A couple of years ago I tried seeing a therapist, but I felt completely dissociated with her. Also, I must admit I feel scared taking antidepressants or any drugs.

However in the last couple of months I have really tried to take an honest look at my childhood. I am starting to realize that my family was very emotionally codependent, I was subject to covert incest from both my parents and brother and that my childhood was far from perfect.

Although my parents were loving and tried the best they could, they were emotionally neglectful and this is why I have such a difficult time truly accepting myself as a human being with flaws. I also find it incredibly difficult to get honest with myself and ask myself about what I truly want how to satisfy my own needs.

[/quote]
Quote from: jdcooper on March 15, 2017, 02:50:01 PM
Hi lost.in.music.

I find music very cathartic to healing.  Much better than drugs and alcohol.  However, what you are describing seems like a very severe depressive episode.  I went through that last year and it is *.  I slept for most of the day and night.  It was agonizing to simply take a shower.  Switching to different antidepressants and being in therapy with a terrible therapist was not working.  After lots of struggle I found a better therapist and began exploring my childhood and began grieving and finally the depression began to lift.

I was an attorney and high functioning as well but had to close my law practice due to depression and anxiety.  So I know what you mean about how "you used to be." 

I can't say its easy but I am slowly making progress to getting back to that person who I used to be.  I also realize that the person I used to be was really a false self and one who had never fully faced and processed her deep internal pain before.

I hope you can find a therapist or use self help methods like this site to start your healing journey.  I think you are lucky you have a much more healthy coping mechanism than many do.

I

jdcooper, thank you for your response, do you mind if I ask what you are doing now?
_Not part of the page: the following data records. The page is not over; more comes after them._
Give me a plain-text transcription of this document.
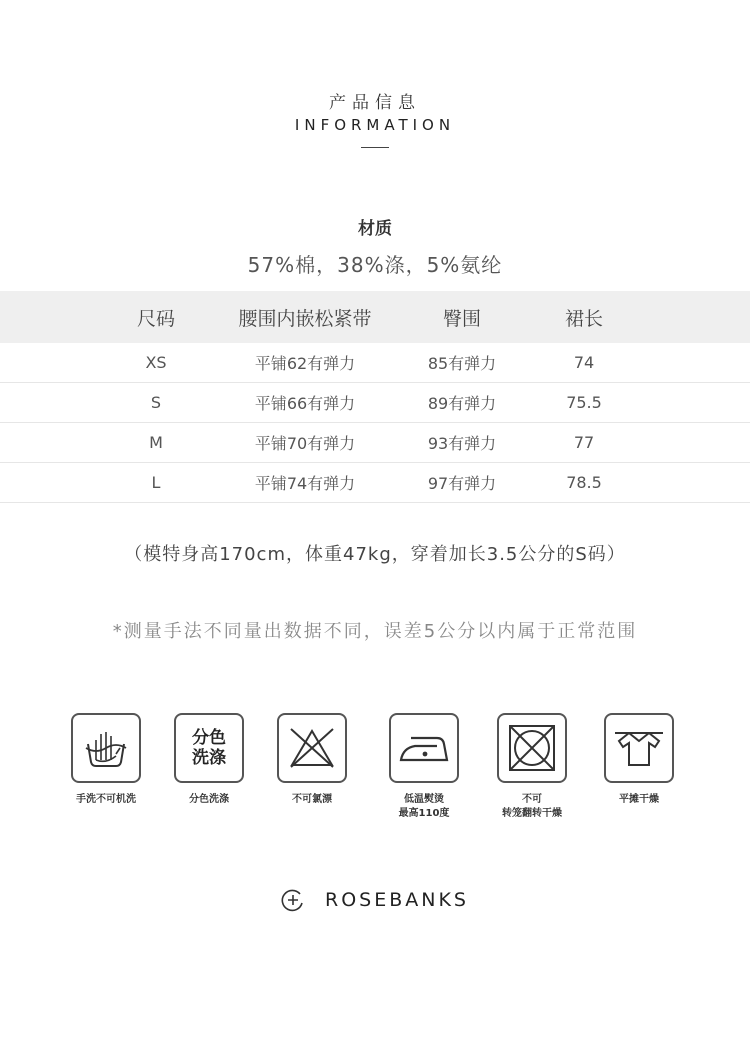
产品信息
INFORMATION
材质
57%棉，38%涤，5%氨纶
尺码	腰围内嵌松紧带	臀围	裙长
XS	平铺62有弹力	85有弹力	74
S	平铺66有弹力	89有弹力	75.5
M	平铺70有弹力	93有弹力	77
L	平铺74有弹力	97有弹力	78.5
（模特身高170cm，体重47kg，穿着加长3.5公分的S码）
*测量手法不同量出数据不同，误差5公分以内属于正常范围
手洗不可机洗
分色
洗涤
分色洗涤	不可氯漂	低温熨烫
最高110度
不可
转笼翻转干燥
平摊干燥
ROSEBANKS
I am also a former law student. :Idunno:

Thank you everyone  :hug:
#3
Hi Everyone,

I am in my mid 20s and I have been suffering with pretty bad cptsd which has caused my depression, anxiety, and OCD. I have maladaptive daydreaming and I spend my days fantasizing and daydreaming while I listen to music. As my username suggests I am LITERALLY Lost in Music!  :stars:

But the shameful thing is that I love it, for it is the only thing that makes my life bearable...if my ipod were a alcohol or drugs, I would be sent to a rehabilitation facility.

Ever since I graduated from university five years ago (one of the top universities in the world), my life can only be described as a stagnant *. I have failed two post graduate degrees and have not left my parents house in months for it fills me with dread. Even something simple as taking showers and brushing my hair feel overwhelming. And speaking to neighbours feel like *.

What is even sadder is that I used to be so motivated and driven and passionate about life ( I used to be one of the top academic students in my school), but honestly the thought of even desiring and striving for anything substantive in my life feels overwhelming.

I don't know if I will ever feel normal or happy or functioning again.

I thought I could solve this on my own but I can't do this anymore!